So one of the things that interests me so much about how a lot of people are understanding AI these days and specifically large language model AIs like ChatGPT and Gemini and Perplexity and things like this is that they’re using it as kind of like a search engine, like a really, really, really fancy search engine. In other words, a way to find out information, to ask a question, get an answer, figure out how to do something. And this tool that we built, that you have built, has the capability of allowing people at this university to ask questions about benefits and other programs and things that are available to them as a staff member, faculty member, student or retiree. It could be like medical benefits or things like that. There was a lot of thought that had to go into figuring out how exactly to take all of this content that already existed on these websites that explain in great detail: Well, here are the benefits that you get, and here’s how to exercise those benefits. And, well, if you’re a faculty member, you get this, but if you’re a staff member, you get this, and if you’re a retiree, you get that, but if you’re a student, you get this other thing. When we think about content in terms of search, there’s this idea of search optimization, but now that we’re thinking about a world where we’re retrieving information and interacting with it in an AI or large language model (LLM) context, we’re now thinking about optimizing content for AI. How is it different? How is optimizing content for search and optimizing content for AI different?

Sebastianna Skalisky:

The thing that’s really cool is what we’ve found so far is that all of the best practices for search engine optimization, web accessibility, and user experience all feed into optimizing information retrieval by these LLMs and AI search for better terms. You know— LLMs rely heavily on context, as do humans that are on your site searching for information. So, while a typical user experience might be: I go to my university’s site, I’m trying to find out what’s for lunch or what the rules are around a particular policy, and you ask your question.
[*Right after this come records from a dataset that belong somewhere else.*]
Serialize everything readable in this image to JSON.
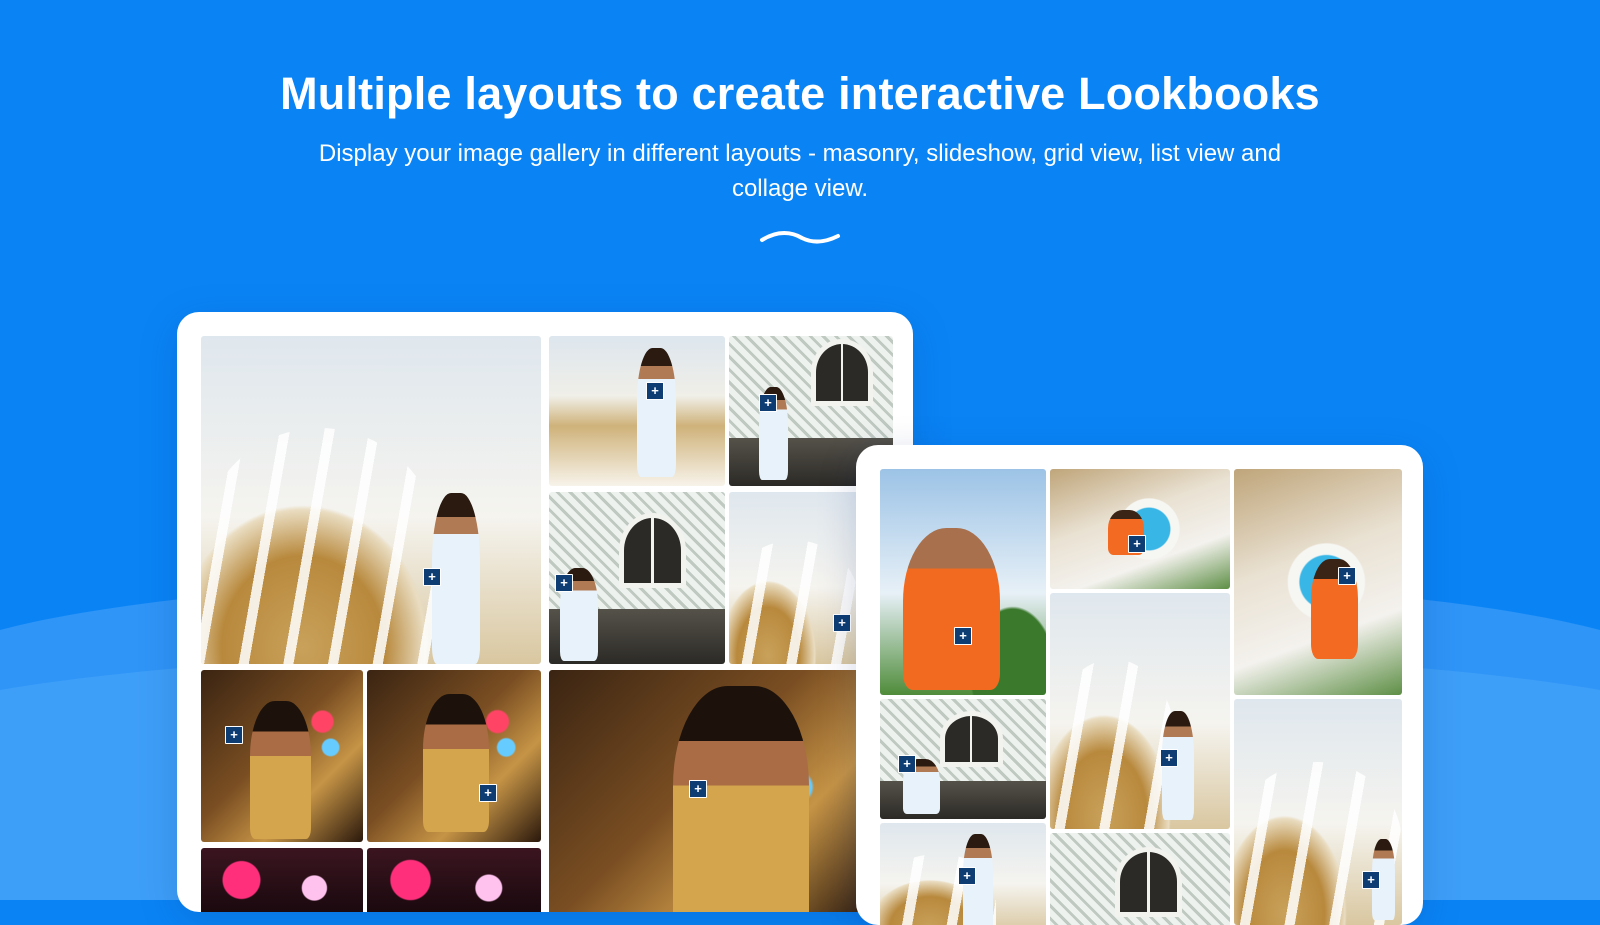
{
  "hero": {
    "title": "Multiple layouts to create interactive Lookbooks",
    "subtitle": "Display your image gallery in different layouts - masonry, slideshow, grid view, list view and collage view."
  },
  "colors": {
    "background": "#0a84f5",
    "wave": "#3f9cf6",
    "card": "#ffffff",
    "hotspot": "#0d3d73"
  },
  "hotspot_icon": "plus-icon",
  "hotspot_glyph": "+",
  "gallery_masonry": {
    "tiles": [
      {
        "photo": "dome-white-dress"
      },
      {
        "photo": "stairs-white-dress"
      },
      {
        "photo": "lattice-window-seated"
      },
      {
        "photo": "lattice-window-seated"
      },
      {
        "photo": "dome-closeup"
      },
      {
        "photo": "gold-dress-mirror-room"
      },
      {
        "photo": "gold-dress-lights"
      },
      {
        "photo": "gold-dress-portrait"
      },
      {
        "photo": "party-lights"
      },
      {
        "photo": "party-lights"
      }
    ]
  },
  "gallery_collage": {
    "tiles": [
      {
        "photo": "orange-dress-sky"
      },
      {
        "photo": "orange-dress-pool"
      },
      {
        "photo": "orange-dress-pool-terrace"
      },
      {
        "photo": "lattice-window-seated"
      },
      {
        "photo": "dome-white-dress"
      },
      {
        "photo": "dome-closeup"
      },
      {
        "photo": "dome-white-dress"
      },
      {
        "photo": "lattice-window"
      }
    ]
  }
}
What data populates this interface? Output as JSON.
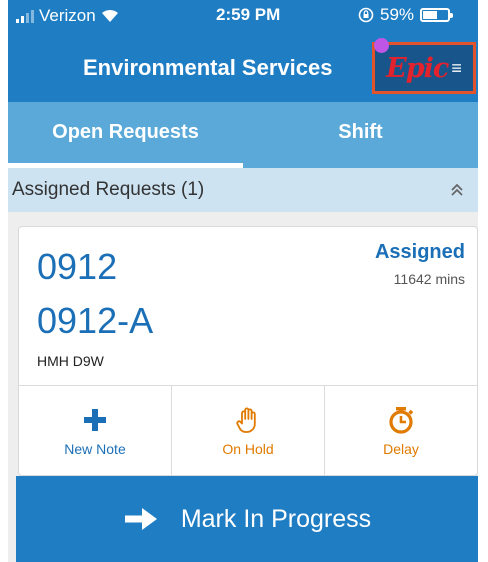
{
  "status_bar": {
    "carrier": "Verizon",
    "time": "2:59 PM",
    "battery": "59%",
    "battery_level": 0.59
  },
  "header": {
    "title": "Environmental Services",
    "logo_text": "Epic",
    "menu_glyph": "≡",
    "accent_color": "#1f7dc3",
    "logo_color": "#e2232e",
    "highlight_color": "#e0532b"
  },
  "tabs": [
    {
      "label": "Open Requests",
      "active": true
    },
    {
      "label": "Shift",
      "active": false
    }
  ],
  "section": {
    "title": "Assigned Requests (1)",
    "collapse_icon": "double-chevron-up-icon"
  },
  "request": {
    "room": "0912",
    "bed": "0912-A",
    "unit": "HMH D9W",
    "status": "Assigned",
    "elapsed": "11642 mins"
  },
  "actions": [
    {
      "label": "New Note",
      "icon": "plus-icon"
    },
    {
      "label": "On Hold",
      "icon": "hand-icon"
    },
    {
      "label": "Delay",
      "icon": "stopwatch-icon"
    }
  ],
  "primary_action": {
    "label": "Mark In Progress",
    "icon": "arrow-right-icon"
  }
}
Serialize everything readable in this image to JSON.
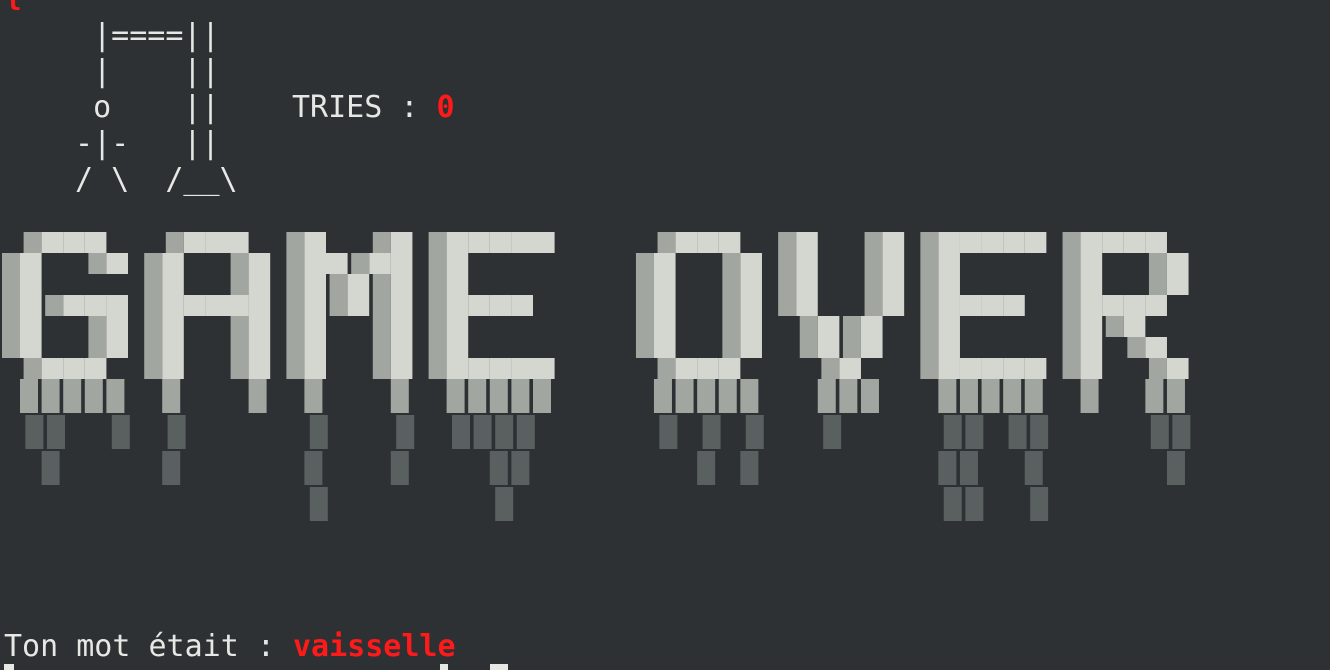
{
  "terminal": {
    "top_fragment": "{",
    "gallows_lines": [
      "  |====||",
      "  |    ||",
      "  o    ||",
      " -|-   ||",
      " / \\  /__\\"
    ],
    "tries_label": "TRIES : ",
    "tries_value": "0",
    "banner_text": "GAME OVER",
    "result_label": "Ton mot était : ",
    "result_word": "vaisselle"
  },
  "colors": {
    "background": "#2d3134",
    "foreground": "#e6e8e4",
    "accent_red": "#ff1a1a",
    "pixel_light": "#d4d7d0",
    "pixel_mid": "#a2a6a0",
    "pixel_dark": "#5a6060"
  }
}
You might get a whole list of results, but you have to click on them one at a time. Or maybe you have them all open in tabs and you’re going back and forth and it’s sort of arduous and the burden is really on the user, the AI will kind of retrieve the information a lot like a search engine would. It’s looking for that context. So if you’re using keywords and headings and metadata properly, that in turn helps the AI do its job. Only, instead of just pulling up that one source, you pull up an entire conversation so that you might have your answer and it’s aggregated from three sources that are presented to you in the form of citations. So it’s providing that layer of proof of: Here’s where I found those answers for you, but I’m going to summarize it in this particular way and try to basically save you some cognitive load of going to all of those open tabs and trying to figure out which parts apply to you. And you have lots of ways of approaching how you bring things together. But the better your content, the better the experiences in these chat environments and in these AI LLM environments.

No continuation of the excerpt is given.